Make distributions from Junior's trust in part based on Junior's performance and conduct. If Junior earns $50,000, let the trust match it plus pay certain other expenses. If Junior earns nothing limit the trust to cover just basic needs and expenses. These trusts have been touted as a great technique to motivate underachieving heirs. In reality, these are not simple documents. How is "income" to be defined? If Junior joins the Peace Corp. or something equivalent he might earn little while accomplishing a lot. You may want a greater incentive for such altruistic conduct. The problem with incentive trusts is that it is difficult, if not impossible, to address the myriad of circumstances that might arise. It might be just as effective, perhaps more so, to have a discretionary trust and give the trustee the flexibility to react to the beneficiary's circumstances, rather than endeavoring to embody the range of behaviors in an incentive formula.

 

Charitable Lead Trust:

Put some portion of Junior's money in a charitable lead trust ("CLT"). A CLT is a "split interest" trust. Charities receive a specified amount during the trust term, and thereafter a non-charitable beneficiary, such as Junior, receive the trust assets. It is a "split interest" since both charitable and non-charitable beneficiaries share. A CLT can be structured as a grantor trust (taxable to the parent) or a non-grantor trust (the CLT itself pays tax, but most of the tax liability will be offset by charitable contribution deductions). For example, a specific charity could receive a unitrust, or an annuity, payment for some stated period, say 20 years. That payment could be made to a donor advised fund so Junior can appoint the money to charities he selects. This can help teach Junior about philanthropy in addition to Gucci. At the end of 20 years Junior will get the money in the trust (or it can be paid into a further trust to continue to protect him).

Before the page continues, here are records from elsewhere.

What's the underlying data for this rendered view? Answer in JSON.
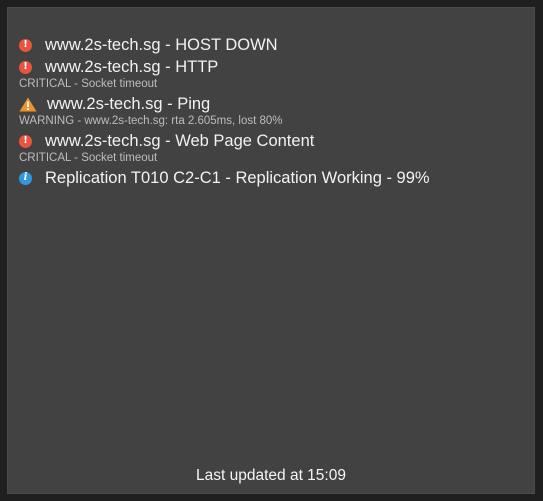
{
  "alerts": [
    {
      "severity": "critical",
      "icon": "exclamation-circle-icon",
      "title": "www.2s-tech.sg - HOST DOWN",
      "detail": ""
    },
    {
      "severity": "critical",
      "icon": "exclamation-circle-icon",
      "title": "www.2s-tech.sg - HTTP",
      "detail": "CRITICAL - Socket timeout"
    },
    {
      "severity": "warning",
      "icon": "warning-triangle-icon",
      "title": "www.2s-tech.sg - Ping",
      "detail": "WARNING - www.2s-tech.sg: rta 2.605ms, lost 80%"
    },
    {
      "severity": "critical",
      "icon": "exclamation-circle-icon",
      "title": "www.2s-tech.sg - Web Page Content",
      "detail": "CRITICAL - Socket timeout"
    },
    {
      "severity": "info",
      "icon": "info-circle-icon",
      "title": "Replication T010 C2-C1 - Replication Working - 99%",
      "detail": ""
    }
  ],
  "footer": {
    "last_updated": "Last updated at 15:09"
  },
  "colors": {
    "critical": "#e8543f",
    "warning": "#f0922b",
    "info": "#2f97e0",
    "panel_bg": "#424242",
    "outer_bg": "#1f1f1f"
  }
}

This approach defers Junior's access to this portion of the inheritance, provides something analogous to a retirement plan in case he burns through everything else, and hopefully improve his values during the interim.  The IRS recently issued new sample forms to be used for CLTs Rev. Proc. 2008-45 and 2008-46, 2008-30 IRB.

 

  FLP/LLC:

Convince Junior to contribute his assets to a family limited partnership or limited liability company for which you (or someone else trustworthy and stern) are the general partner or manager to control Junior's access to the assets. As a limited partner ("LP") Junior has no say in the management of the FLP, and in particular in distributions. If Junior is still a minor carefully evaluate transferring custodian accounts of Junior to an FLP/LLC. While many people are cavalier about doing this, it raises issues as to Junior's rights upon attaining the age of majority. See "Custodial Account into FLP", Practical Planner May 2008, page 4.

 

Go Skiing: Hey, if all else fails, do like the bumper stickers in Boca Raton say, SKI! Spend Kids Inheritance.